Hari ini kami bangun jam 12 siang, dan tanpa cuci muka, bergegas ke warung bawah dan memesan sarapan (atau makan siang tepatnya). Tepat saat celingak celinguk di luar itulah, kami mendapati sosok unik tengah duduk di bangku pinggir jalan. Pria berbadan kecil berambut gimbal dengan ransel tertutup kain bertuliskan “Napak Tilas Jelajah Nusantara Sabang – Merauke” dan potret besar wajah Soekarno. Wahai, siapakah dia?

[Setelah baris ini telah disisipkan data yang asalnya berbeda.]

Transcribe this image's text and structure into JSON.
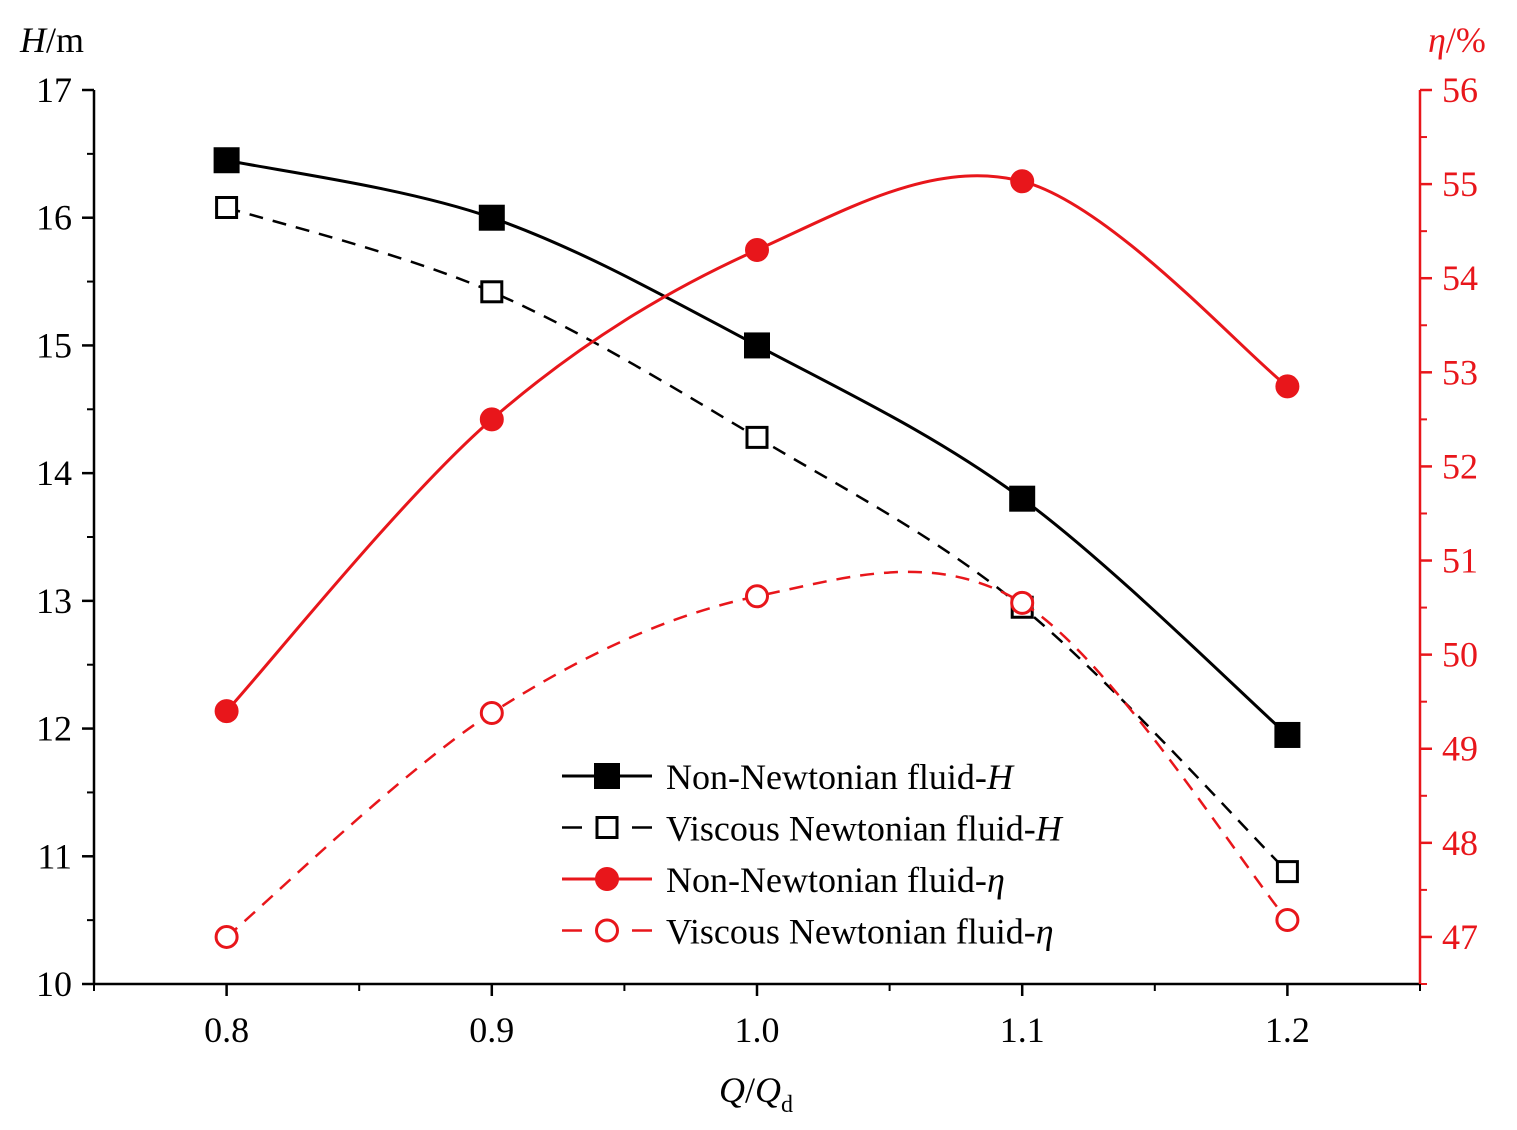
{
  "chart_data": {
    "type": "line",
    "x": [
      0.8,
      0.9,
      1.0,
      1.1,
      1.2
    ],
    "xlim": [
      0.75,
      1.25
    ],
    "x_ticks": [
      "0.8",
      "0.9",
      "1.0",
      "1.1",
      "1.2"
    ],
    "xlabel": {
      "q": "Q",
      "slash": "/",
      "q2": "Q",
      "sub": "d"
    },
    "y_left": {
      "label": {
        "var": "H",
        "unit": "/m"
      },
      "lim": [
        10,
        17
      ],
      "ticks": [
        "10",
        "11",
        "12",
        "13",
        "14",
        "15",
        "16",
        "17"
      ],
      "color": "#000000"
    },
    "y_right": {
      "label": {
        "var": "η",
        "unit": "/%"
      },
      "lim": [
        46.5,
        56
      ],
      "ticks": [
        "47",
        "48",
        "49",
        "50",
        "51",
        "52",
        "53",
        "54",
        "55",
        "56"
      ],
      "color": "#e8161b"
    },
    "series": [
      {
        "name": "Non-Newtonian fluid-",
        "suffix": "H",
        "axis": "left",
        "values": [
          16.45,
          16.0,
          15.0,
          13.8,
          11.95
        ],
        "color": "#000000",
        "marker": "square-filled",
        "dash": "solid"
      },
      {
        "name": "Viscous Newtonian fluid-",
        "suffix": "H",
        "axis": "left",
        "values": [
          16.08,
          15.42,
          14.28,
          12.95,
          10.88
        ],
        "color": "#000000",
        "marker": "square-open",
        "dash": "dashed"
      },
      {
        "name": "Non-Newtonian fluid-",
        "suffix": "η",
        "axis": "right",
        "values": [
          49.4,
          52.5,
          54.3,
          55.03,
          52.85
        ],
        "color": "#e8161b",
        "marker": "circle-filled",
        "dash": "solid"
      },
      {
        "name": "Viscous Newtonian fluid-",
        "suffix": "η",
        "axis": "right",
        "values": [
          47.0,
          49.38,
          50.62,
          50.55,
          47.18
        ],
        "color": "#e8161b",
        "marker": "circle-open",
        "dash": "dashed"
      }
    ],
    "legend_position": "bottom-center"
  }
}
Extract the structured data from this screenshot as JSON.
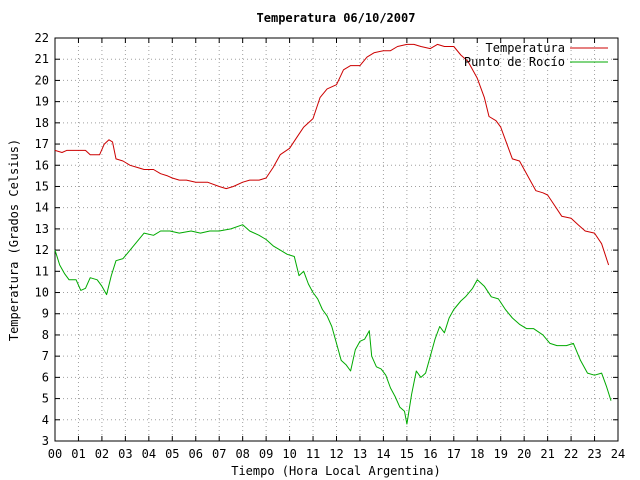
{
  "chart_data": {
    "type": "line",
    "title": "Temperatura 06/10/2007",
    "xlabel": "Tiempo (Hora Local Argentina)",
    "ylabel": "Temperatura (Grados Celsius)",
    "xlim": [
      0,
      24
    ],
    "ylim": [
      3,
      22
    ],
    "x_ticks": [
      "00",
      "01",
      "02",
      "03",
      "04",
      "05",
      "06",
      "07",
      "08",
      "09",
      "10",
      "11",
      "12",
      "13",
      "14",
      "15",
      "16",
      "17",
      "18",
      "19",
      "20",
      "21",
      "22",
      "23",
      "24"
    ],
    "y_ticks": [
      "3",
      "4",
      "5",
      "6",
      "7",
      "8",
      "9",
      "10",
      "11",
      "12",
      "13",
      "14",
      "15",
      "16",
      "17",
      "18",
      "19",
      "20",
      "21",
      "22"
    ],
    "grid": true,
    "legend_position": "top-right",
    "series": [
      {
        "name": "Temperatura",
        "color": "#cc0000",
        "points": [
          [
            0,
            16.7
          ],
          [
            0.3,
            16.6
          ],
          [
            0.5,
            16.7
          ],
          [
            0.8,
            16.7
          ],
          [
            1.0,
            16.7
          ],
          [
            1.3,
            16.7
          ],
          [
            1.5,
            16.5
          ],
          [
            1.9,
            16.5
          ],
          [
            2.1,
            17.0
          ],
          [
            2.3,
            17.2
          ],
          [
            2.45,
            17.1
          ],
          [
            2.6,
            16.3
          ],
          [
            2.9,
            16.2
          ],
          [
            3.2,
            16.0
          ],
          [
            3.5,
            15.9
          ],
          [
            3.8,
            15.8
          ],
          [
            4.2,
            15.8
          ],
          [
            4.5,
            15.6
          ],
          [
            4.8,
            15.5
          ],
          [
            5.0,
            15.4
          ],
          [
            5.3,
            15.3
          ],
          [
            5.6,
            15.3
          ],
          [
            6.0,
            15.2
          ],
          [
            6.5,
            15.2
          ],
          [
            7.0,
            15.0
          ],
          [
            7.3,
            14.9
          ],
          [
            7.6,
            15.0
          ],
          [
            8.0,
            15.2
          ],
          [
            8.3,
            15.3
          ],
          [
            8.7,
            15.3
          ],
          [
            9.0,
            15.4
          ],
          [
            9.3,
            15.9
          ],
          [
            9.6,
            16.5
          ],
          [
            10.0,
            16.8
          ],
          [
            10.3,
            17.3
          ],
          [
            10.6,
            17.8
          ],
          [
            11.0,
            18.2
          ],
          [
            11.3,
            19.2
          ],
          [
            11.6,
            19.6
          ],
          [
            12.0,
            19.8
          ],
          [
            12.3,
            20.5
          ],
          [
            12.6,
            20.7
          ],
          [
            13.0,
            20.7
          ],
          [
            13.3,
            21.1
          ],
          [
            13.6,
            21.3
          ],
          [
            14.0,
            21.4
          ],
          [
            14.3,
            21.4
          ],
          [
            14.6,
            21.6
          ],
          [
            15.0,
            21.7
          ],
          [
            15.3,
            21.7
          ],
          [
            15.6,
            21.6
          ],
          [
            16.0,
            21.5
          ],
          [
            16.3,
            21.7
          ],
          [
            16.6,
            21.6
          ],
          [
            17.0,
            21.6
          ],
          [
            17.3,
            21.2
          ],
          [
            17.6,
            20.9
          ],
          [
            18.0,
            20.1
          ],
          [
            18.3,
            19.2
          ],
          [
            18.5,
            18.3
          ],
          [
            18.8,
            18.1
          ],
          [
            19.0,
            17.8
          ],
          [
            19.3,
            16.9
          ],
          [
            19.5,
            16.3
          ],
          [
            19.8,
            16.2
          ],
          [
            20.0,
            15.8
          ],
          [
            20.3,
            15.2
          ],
          [
            20.5,
            14.8
          ],
          [
            20.8,
            14.7
          ],
          [
            21.0,
            14.6
          ],
          [
            21.3,
            14.1
          ],
          [
            21.6,
            13.6
          ],
          [
            22.0,
            13.5
          ],
          [
            22.3,
            13.2
          ],
          [
            22.6,
            12.9
          ],
          [
            23.0,
            12.8
          ],
          [
            23.3,
            12.3
          ],
          [
            23.6,
            11.3
          ]
        ]
      },
      {
        "name": "Punto de Rocío",
        "color": "#00aa00",
        "points": [
          [
            0,
            12.0
          ],
          [
            0.2,
            11.3
          ],
          [
            0.4,
            10.9
          ],
          [
            0.6,
            10.6
          ],
          [
            0.9,
            10.6
          ],
          [
            1.1,
            10.1
          ],
          [
            1.3,
            10.2
          ],
          [
            1.5,
            10.7
          ],
          [
            1.8,
            10.6
          ],
          [
            2.0,
            10.3
          ],
          [
            2.2,
            9.9
          ],
          [
            2.4,
            10.8
          ],
          [
            2.6,
            11.5
          ],
          [
            2.9,
            11.6
          ],
          [
            3.2,
            12.0
          ],
          [
            3.5,
            12.4
          ],
          [
            3.8,
            12.8
          ],
          [
            4.2,
            12.7
          ],
          [
            4.5,
            12.9
          ],
          [
            4.9,
            12.9
          ],
          [
            5.3,
            12.8
          ],
          [
            5.8,
            12.9
          ],
          [
            6.2,
            12.8
          ],
          [
            6.6,
            12.9
          ],
          [
            7.0,
            12.9
          ],
          [
            7.5,
            13.0
          ],
          [
            8.0,
            13.2
          ],
          [
            8.3,
            12.9
          ],
          [
            8.7,
            12.7
          ],
          [
            9.0,
            12.5
          ],
          [
            9.3,
            12.2
          ],
          [
            9.6,
            12.0
          ],
          [
            9.9,
            11.8
          ],
          [
            10.2,
            11.7
          ],
          [
            10.4,
            10.8
          ],
          [
            10.6,
            11.0
          ],
          [
            10.8,
            10.4
          ],
          [
            11.0,
            10.0
          ],
          [
            11.2,
            9.7
          ],
          [
            11.4,
            9.2
          ],
          [
            11.6,
            8.9
          ],
          [
            11.8,
            8.4
          ],
          [
            12.0,
            7.6
          ],
          [
            12.2,
            6.8
          ],
          [
            12.4,
            6.6
          ],
          [
            12.6,
            6.3
          ],
          [
            12.8,
            7.3
          ],
          [
            13.0,
            7.7
          ],
          [
            13.2,
            7.8
          ],
          [
            13.4,
            8.2
          ],
          [
            13.5,
            7.0
          ],
          [
            13.7,
            6.5
          ],
          [
            13.9,
            6.4
          ],
          [
            14.1,
            6.1
          ],
          [
            14.3,
            5.5
          ],
          [
            14.5,
            5.1
          ],
          [
            14.7,
            4.6
          ],
          [
            14.9,
            4.4
          ],
          [
            15.0,
            3.8
          ],
          [
            15.2,
            5.2
          ],
          [
            15.4,
            6.3
          ],
          [
            15.6,
            6.0
          ],
          [
            15.8,
            6.2
          ],
          [
            16.0,
            7.0
          ],
          [
            16.2,
            7.8
          ],
          [
            16.4,
            8.4
          ],
          [
            16.6,
            8.1
          ],
          [
            16.8,
            8.8
          ],
          [
            17.0,
            9.2
          ],
          [
            17.3,
            9.6
          ],
          [
            17.5,
            9.8
          ],
          [
            17.8,
            10.2
          ],
          [
            18.0,
            10.6
          ],
          [
            18.3,
            10.3
          ],
          [
            18.6,
            9.8
          ],
          [
            18.9,
            9.7
          ],
          [
            19.2,
            9.2
          ],
          [
            19.5,
            8.8
          ],
          [
            19.8,
            8.5
          ],
          [
            20.1,
            8.3
          ],
          [
            20.4,
            8.3
          ],
          [
            20.8,
            8.0
          ],
          [
            21.1,
            7.6
          ],
          [
            21.4,
            7.5
          ],
          [
            21.8,
            7.5
          ],
          [
            22.1,
            7.6
          ],
          [
            22.4,
            6.8
          ],
          [
            22.7,
            6.2
          ],
          [
            23.0,
            6.1
          ],
          [
            23.3,
            6.2
          ],
          [
            23.5,
            5.6
          ],
          [
            23.7,
            4.9
          ]
        ]
      }
    ]
  }
}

Kami pun memberanikan diri membuka percakapan, sebuah tindakan yang kami syukuri pada akhirnya karena membuat kami bisa berkenalan dengan pria hebat ini. Namanya pak Harsono. Ia berasal dari Pasuruan, korban Lumpur Lapindo. Percaya atau tidak, beliau telah menjelajah Aceh hingga Papua dengan berjalan kaki untuk napak tilas perjuangan bung Karno selama 4 tahun non-stop!
Pak Harsono lalu banyak membagi pengalamannya, termasuk hikmah-hikmah spiritual yang beliau dapatkan selama di perjalanan. Saya sendiri tak begitu tertarik akan obsesinya kepada bung Karno, tapi di mata saya, keberanian dan tekadnya untuk berserah dan mengikuti kata hatinya adalah hal yang langka di jaman seperti ini. Ya, beliau menjelajah nyaris tanpa biaya sepeser pun, tak juga pernah meminta-minta. Nyatanya Tuhan selalu mencukupkan kebutuhannya dan toh beliau bisa bertahan sejauh ini. 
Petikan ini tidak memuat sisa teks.